July 10, 2014

Mayor Emanuel Announces Additional State Funds for Street Resurfacing

More than 355 Miles of Chicago Streets and Alleys to be Resurfaced In 2014; $12.5 Million Added for Additional Street Resurfacing and Repair

Mayor's Press Office    312.744.3334

Mayor Rahm Emanuel today announced that with the support of Governor Pat Quinn and the General Assembly, the City secured an additional $12.5 million in state funding to add to the 2014 arterial street repaving plan and bolster a program to perform patching work on hundreds of streets across Chicago.

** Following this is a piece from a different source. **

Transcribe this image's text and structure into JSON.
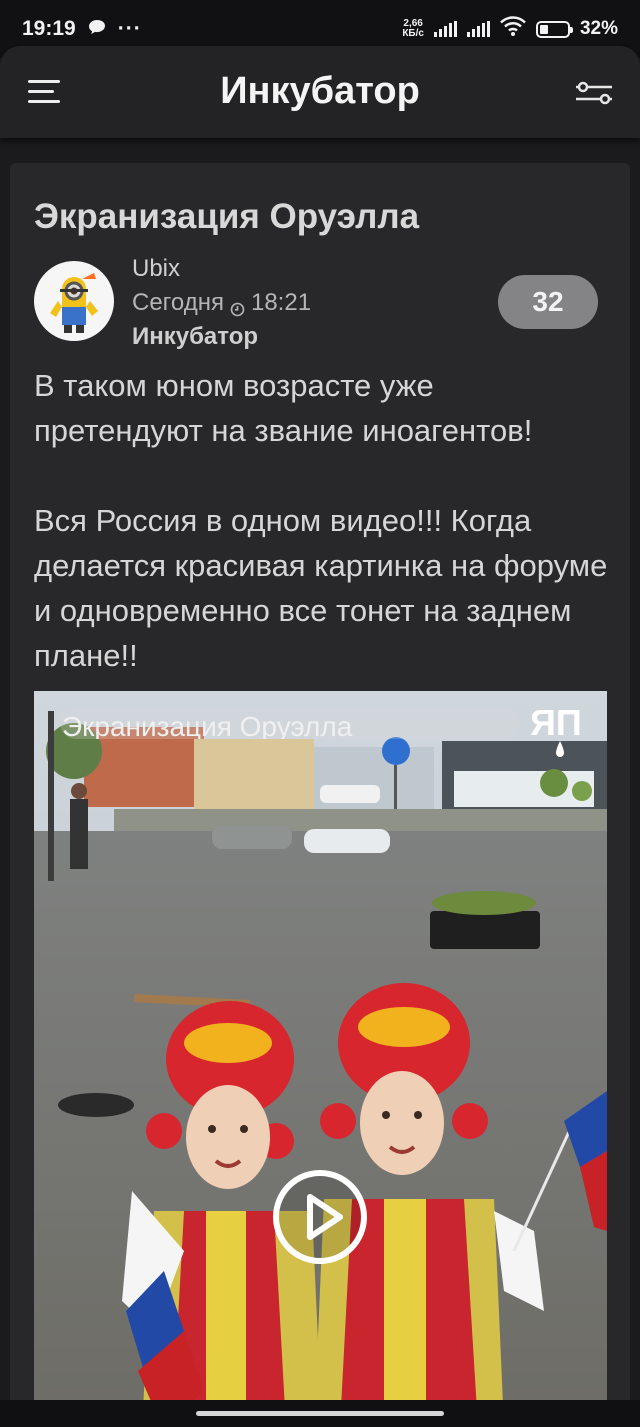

“With this additional investment, we will increase our workload to restore more of Chicago’s arterial streets that were damaged by the extremely harsh winter weather earlier this year,” Mayor Emanuel said. “Block by block, we are building a new Chicago, and improving the quality of life in neighborhoods across Chicago. We appreciate the support from Governor Pat Quinn and the General Assembly to help restore our roadways.”

"These projects will protect our roads, improve transportation and put people to work," Governor Quinn said. "This state investment is an ideal combination of maintaining our infrastructure and creating jobs."

Mayor Emanuel was joined by Ald. Pat Dowell (3rd)  during a visit to the 4500 block of South Martin Luther King Drive, which is being resurfaced as part of a $4 million, nearly two-mile-long paving project between 37th and 51st Streets, the longest stretch of resurfacing completed in the city so far this year.

"Dr. Martin Luther King, Jr. Drive is the most recognizable street of the Bronzeville community connecting residents and businesses to schools, jobs, churches, families and friends,” Ald. Pat Dowell said. “This is more than an investment in a road. It is an investment in the future of an important historic Chicago neighborhood.”

With the additional $12.5 million funding from the Illinois Department of Transportation, City agencies and private utilities plan to resurface a total of more than 355 miles of arterial and neighborhood streets and alleys in 2014.  

The additional funds will add to the overall resurfacing program and expand a CDOT program of heavy-duty grinding and patching for streets that do not need a full resurfacing, but have shown significant deterioration from the winter.   

CDOT will use the additional funds in the following ways:
•    $9.5 million to do approximately nine miles of additional arterial street resurfacing
•    $2 million to do grind-and-patch work on 150 more blocks
•    $1 million to resurface and patch more than 1.5 miles of streets before new bike lanes are installed

In Mayor Emanuel’s first term in office, nearly a quarter of Chicago’s 4,600 miles of streets will have been resurfaced.

Under the mayor’s Building a New Chicago infrastructure investment program, CDOT, the Department of Water Management (DWM), private contractors and utilities will have resurfaced more than 1,000 miles of streets from 2011 through 2014 (155 miles in 2011; 269 miles in 2012; 290 miles in 2013; and 355 miles in 2014).

DWM plans to increase its workload in 2014 to install 85 miles of new water mains and 21 miles of new sewer mains, reline 51 miles of sewer mains and install 15,000 new water meters. DWM will also repave 133 miles of roadway.

In 2014, CDOT plans to repave more than 109 miles of arterial streets, 90 miles of residential streets and five miles of alleys. Gas, electric and telecommunication utilities are expected to repave 20 miles of streets as part of their infrastructure work.

With better coordination on infrastructure improvement projects through CDOT’s Project Management Office, both departments and the utilities worked together to reduce the amount of project conflicts that would open up a street more than once. By setting new standards for restoring the public way after construction, the various utilities resurfaced more miles of Chicago streets.

In 2013, the City realized a savings of approximately $14 million through the coordination of projects with utilities and the requirements that they fully restore the roadways after their construction projects.

The projects build upon Governor Quinn’s $31 billion Illinois Jobs Now! construction program, the largest in the state’s history, includes investments of $303 million to reconstruct Wacker Drive in downtown Chicago, $410 million for the ongoing Circle Interchange reconstruction, $646 million to rebuild the Chicago Transit Authority’s Red Line, and $99 million to rehabilitate the Blue Line.